Personal Response to Romeo and Juliet -Amelie

Watching the scripted and accurately portrayed version of Romeo and Juliet was a new experience for me to say the least. It is different than reading it in a book where expressions and suspense is hard to convey. Even in knock off versions such as the 1996 Romeo + Juliet hardly convey the emotion and tragedy that the scripted version so clearly conveyed. It was almost as if I could feel in my heart every emotion displayed by the characters. I felt the fear and horror of the Friar Lawrence as he stumbled out of the Capulet tomb after realising that he caused the death of poor Romeo and Juliet. I felt the sadness in Nurse’s face and voices as she wailed helplessly after the ‘death’ of Juliet.
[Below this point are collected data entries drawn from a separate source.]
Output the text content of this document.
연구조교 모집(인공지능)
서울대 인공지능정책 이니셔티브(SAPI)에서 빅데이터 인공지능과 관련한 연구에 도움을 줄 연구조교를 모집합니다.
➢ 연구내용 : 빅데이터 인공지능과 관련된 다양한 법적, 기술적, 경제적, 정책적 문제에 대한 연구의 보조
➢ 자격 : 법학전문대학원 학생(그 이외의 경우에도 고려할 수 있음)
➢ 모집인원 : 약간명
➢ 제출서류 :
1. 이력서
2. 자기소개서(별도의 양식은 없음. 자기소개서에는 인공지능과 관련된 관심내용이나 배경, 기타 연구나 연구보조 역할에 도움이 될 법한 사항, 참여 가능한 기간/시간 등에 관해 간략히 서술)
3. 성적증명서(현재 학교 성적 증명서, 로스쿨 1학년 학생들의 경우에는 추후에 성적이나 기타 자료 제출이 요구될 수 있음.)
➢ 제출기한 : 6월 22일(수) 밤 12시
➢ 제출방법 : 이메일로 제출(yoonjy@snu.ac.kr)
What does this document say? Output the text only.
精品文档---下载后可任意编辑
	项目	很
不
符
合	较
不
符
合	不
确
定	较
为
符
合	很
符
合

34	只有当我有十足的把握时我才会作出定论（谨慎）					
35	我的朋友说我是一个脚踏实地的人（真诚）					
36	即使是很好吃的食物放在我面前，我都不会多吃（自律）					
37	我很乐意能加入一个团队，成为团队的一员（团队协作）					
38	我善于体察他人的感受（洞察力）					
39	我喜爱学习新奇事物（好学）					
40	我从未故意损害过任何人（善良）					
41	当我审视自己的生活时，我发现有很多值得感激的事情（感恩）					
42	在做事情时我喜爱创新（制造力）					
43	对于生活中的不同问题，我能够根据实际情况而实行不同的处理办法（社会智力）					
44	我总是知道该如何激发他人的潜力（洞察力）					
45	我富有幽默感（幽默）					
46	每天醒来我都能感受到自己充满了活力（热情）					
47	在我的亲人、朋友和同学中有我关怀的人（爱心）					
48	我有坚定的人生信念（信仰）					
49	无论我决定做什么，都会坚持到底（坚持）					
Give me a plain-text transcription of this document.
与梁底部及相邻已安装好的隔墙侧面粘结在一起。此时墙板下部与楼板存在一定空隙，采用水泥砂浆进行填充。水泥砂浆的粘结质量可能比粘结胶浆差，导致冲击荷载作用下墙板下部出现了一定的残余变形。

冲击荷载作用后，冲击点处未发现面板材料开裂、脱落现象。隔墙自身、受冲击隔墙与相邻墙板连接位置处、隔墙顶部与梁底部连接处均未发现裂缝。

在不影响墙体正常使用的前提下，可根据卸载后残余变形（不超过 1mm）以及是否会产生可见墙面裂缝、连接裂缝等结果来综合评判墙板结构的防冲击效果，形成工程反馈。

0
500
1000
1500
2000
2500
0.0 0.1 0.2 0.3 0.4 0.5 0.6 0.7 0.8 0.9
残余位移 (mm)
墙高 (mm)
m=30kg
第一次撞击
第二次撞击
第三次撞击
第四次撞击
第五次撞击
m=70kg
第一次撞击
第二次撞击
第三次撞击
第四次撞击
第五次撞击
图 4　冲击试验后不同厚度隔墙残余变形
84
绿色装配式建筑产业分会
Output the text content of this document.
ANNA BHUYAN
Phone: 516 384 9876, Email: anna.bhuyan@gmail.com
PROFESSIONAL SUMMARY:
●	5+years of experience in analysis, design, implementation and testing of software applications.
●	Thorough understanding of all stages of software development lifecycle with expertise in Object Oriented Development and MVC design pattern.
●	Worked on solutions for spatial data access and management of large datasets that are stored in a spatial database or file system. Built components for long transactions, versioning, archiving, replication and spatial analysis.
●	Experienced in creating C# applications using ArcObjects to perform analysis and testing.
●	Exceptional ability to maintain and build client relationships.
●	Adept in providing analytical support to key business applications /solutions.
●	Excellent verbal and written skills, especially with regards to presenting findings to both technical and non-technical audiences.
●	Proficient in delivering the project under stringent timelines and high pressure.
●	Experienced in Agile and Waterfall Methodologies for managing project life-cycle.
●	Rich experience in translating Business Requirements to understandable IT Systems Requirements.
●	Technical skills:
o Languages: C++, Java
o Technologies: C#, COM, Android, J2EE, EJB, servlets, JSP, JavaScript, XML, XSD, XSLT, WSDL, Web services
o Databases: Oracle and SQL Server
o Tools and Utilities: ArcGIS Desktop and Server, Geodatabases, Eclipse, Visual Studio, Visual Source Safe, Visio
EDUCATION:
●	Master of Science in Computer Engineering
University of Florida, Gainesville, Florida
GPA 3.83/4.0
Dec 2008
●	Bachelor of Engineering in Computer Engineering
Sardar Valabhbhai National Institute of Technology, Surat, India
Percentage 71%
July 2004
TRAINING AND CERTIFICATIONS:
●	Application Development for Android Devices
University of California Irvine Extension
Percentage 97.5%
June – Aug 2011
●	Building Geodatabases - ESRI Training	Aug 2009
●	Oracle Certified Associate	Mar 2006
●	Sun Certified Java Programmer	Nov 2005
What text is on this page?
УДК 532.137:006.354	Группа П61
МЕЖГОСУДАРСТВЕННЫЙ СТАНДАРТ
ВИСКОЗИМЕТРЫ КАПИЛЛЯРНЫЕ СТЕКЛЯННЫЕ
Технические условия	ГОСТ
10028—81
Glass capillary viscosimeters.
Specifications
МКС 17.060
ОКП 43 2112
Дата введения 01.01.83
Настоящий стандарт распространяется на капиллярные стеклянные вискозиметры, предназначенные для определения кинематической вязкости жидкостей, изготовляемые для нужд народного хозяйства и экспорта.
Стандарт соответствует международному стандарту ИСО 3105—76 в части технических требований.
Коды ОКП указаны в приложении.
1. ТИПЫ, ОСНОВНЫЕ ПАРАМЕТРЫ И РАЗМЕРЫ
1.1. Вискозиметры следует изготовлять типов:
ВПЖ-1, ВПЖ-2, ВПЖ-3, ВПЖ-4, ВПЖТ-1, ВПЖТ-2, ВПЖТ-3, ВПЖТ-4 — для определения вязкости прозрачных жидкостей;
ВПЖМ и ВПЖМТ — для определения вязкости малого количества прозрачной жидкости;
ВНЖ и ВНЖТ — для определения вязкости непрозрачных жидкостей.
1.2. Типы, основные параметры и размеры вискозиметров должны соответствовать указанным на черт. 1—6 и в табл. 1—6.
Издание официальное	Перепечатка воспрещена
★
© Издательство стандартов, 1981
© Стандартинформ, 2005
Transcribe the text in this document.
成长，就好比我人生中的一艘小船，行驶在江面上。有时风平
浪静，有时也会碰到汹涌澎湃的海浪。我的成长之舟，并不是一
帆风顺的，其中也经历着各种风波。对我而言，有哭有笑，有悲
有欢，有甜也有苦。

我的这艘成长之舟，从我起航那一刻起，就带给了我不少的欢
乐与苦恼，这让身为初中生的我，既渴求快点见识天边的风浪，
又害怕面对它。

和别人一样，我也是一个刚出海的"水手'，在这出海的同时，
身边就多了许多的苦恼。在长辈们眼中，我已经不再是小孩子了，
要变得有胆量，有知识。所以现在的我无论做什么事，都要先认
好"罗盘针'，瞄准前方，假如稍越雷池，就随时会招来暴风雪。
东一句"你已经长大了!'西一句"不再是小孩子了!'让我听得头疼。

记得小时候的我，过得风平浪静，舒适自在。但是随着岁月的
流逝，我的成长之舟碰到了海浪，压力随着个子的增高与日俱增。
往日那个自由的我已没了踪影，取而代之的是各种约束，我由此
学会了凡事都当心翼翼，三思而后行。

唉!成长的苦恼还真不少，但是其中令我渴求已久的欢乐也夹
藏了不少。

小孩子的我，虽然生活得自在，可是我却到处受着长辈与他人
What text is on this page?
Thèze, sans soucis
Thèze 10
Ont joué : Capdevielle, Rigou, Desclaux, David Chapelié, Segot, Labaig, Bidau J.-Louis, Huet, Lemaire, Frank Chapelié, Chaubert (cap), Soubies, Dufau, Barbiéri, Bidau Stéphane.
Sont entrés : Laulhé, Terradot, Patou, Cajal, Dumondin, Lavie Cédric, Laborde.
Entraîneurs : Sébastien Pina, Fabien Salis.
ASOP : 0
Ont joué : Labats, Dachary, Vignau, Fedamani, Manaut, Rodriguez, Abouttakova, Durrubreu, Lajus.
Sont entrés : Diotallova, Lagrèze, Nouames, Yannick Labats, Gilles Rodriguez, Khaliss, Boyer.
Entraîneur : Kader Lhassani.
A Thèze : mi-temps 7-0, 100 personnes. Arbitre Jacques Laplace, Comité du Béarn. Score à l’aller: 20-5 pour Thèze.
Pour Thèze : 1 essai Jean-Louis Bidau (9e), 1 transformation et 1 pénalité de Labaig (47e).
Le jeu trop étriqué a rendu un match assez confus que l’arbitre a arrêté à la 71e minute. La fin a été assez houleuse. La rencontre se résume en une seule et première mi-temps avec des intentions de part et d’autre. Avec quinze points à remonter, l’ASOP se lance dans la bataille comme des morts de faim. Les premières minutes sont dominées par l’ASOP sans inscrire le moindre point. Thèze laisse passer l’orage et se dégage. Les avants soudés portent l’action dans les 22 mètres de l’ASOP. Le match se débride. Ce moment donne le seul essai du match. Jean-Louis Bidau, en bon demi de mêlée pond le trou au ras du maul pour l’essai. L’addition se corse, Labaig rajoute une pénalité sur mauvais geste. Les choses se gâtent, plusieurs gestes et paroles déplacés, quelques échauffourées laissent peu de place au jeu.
However, the thing that resonated with me the most was the Juliet’s desperation for Romeo, scrambling for his spirt- his love that was lost in deaths cold embrace. I could feel her hope and her happiness being sucked out of her body by the mere sight of her Romeo lying dead beside her tomb. It could have been the smallest details being portrayed by the actress: a quivering lip or even the subtle pauses in between her words that made it feel as if the actress would have really died from Romeo. The words:

Go get thee hence, for I will not away.

What’s here? a cup clos’d in my true love’s hand?

Poison I see hath been his timeless end.

O churl, drank all, and left no friendly drop

To help me after? I will kiss thy lips,

Haply some poison yet doth hang on them,

To make me die with a restorative.

Thy lips are warm.

(Act: 5 Scene: 3)

will stick with me forever as I remember Juliet’s saddened remark of a hint of life in the lifeless body of her Romeo.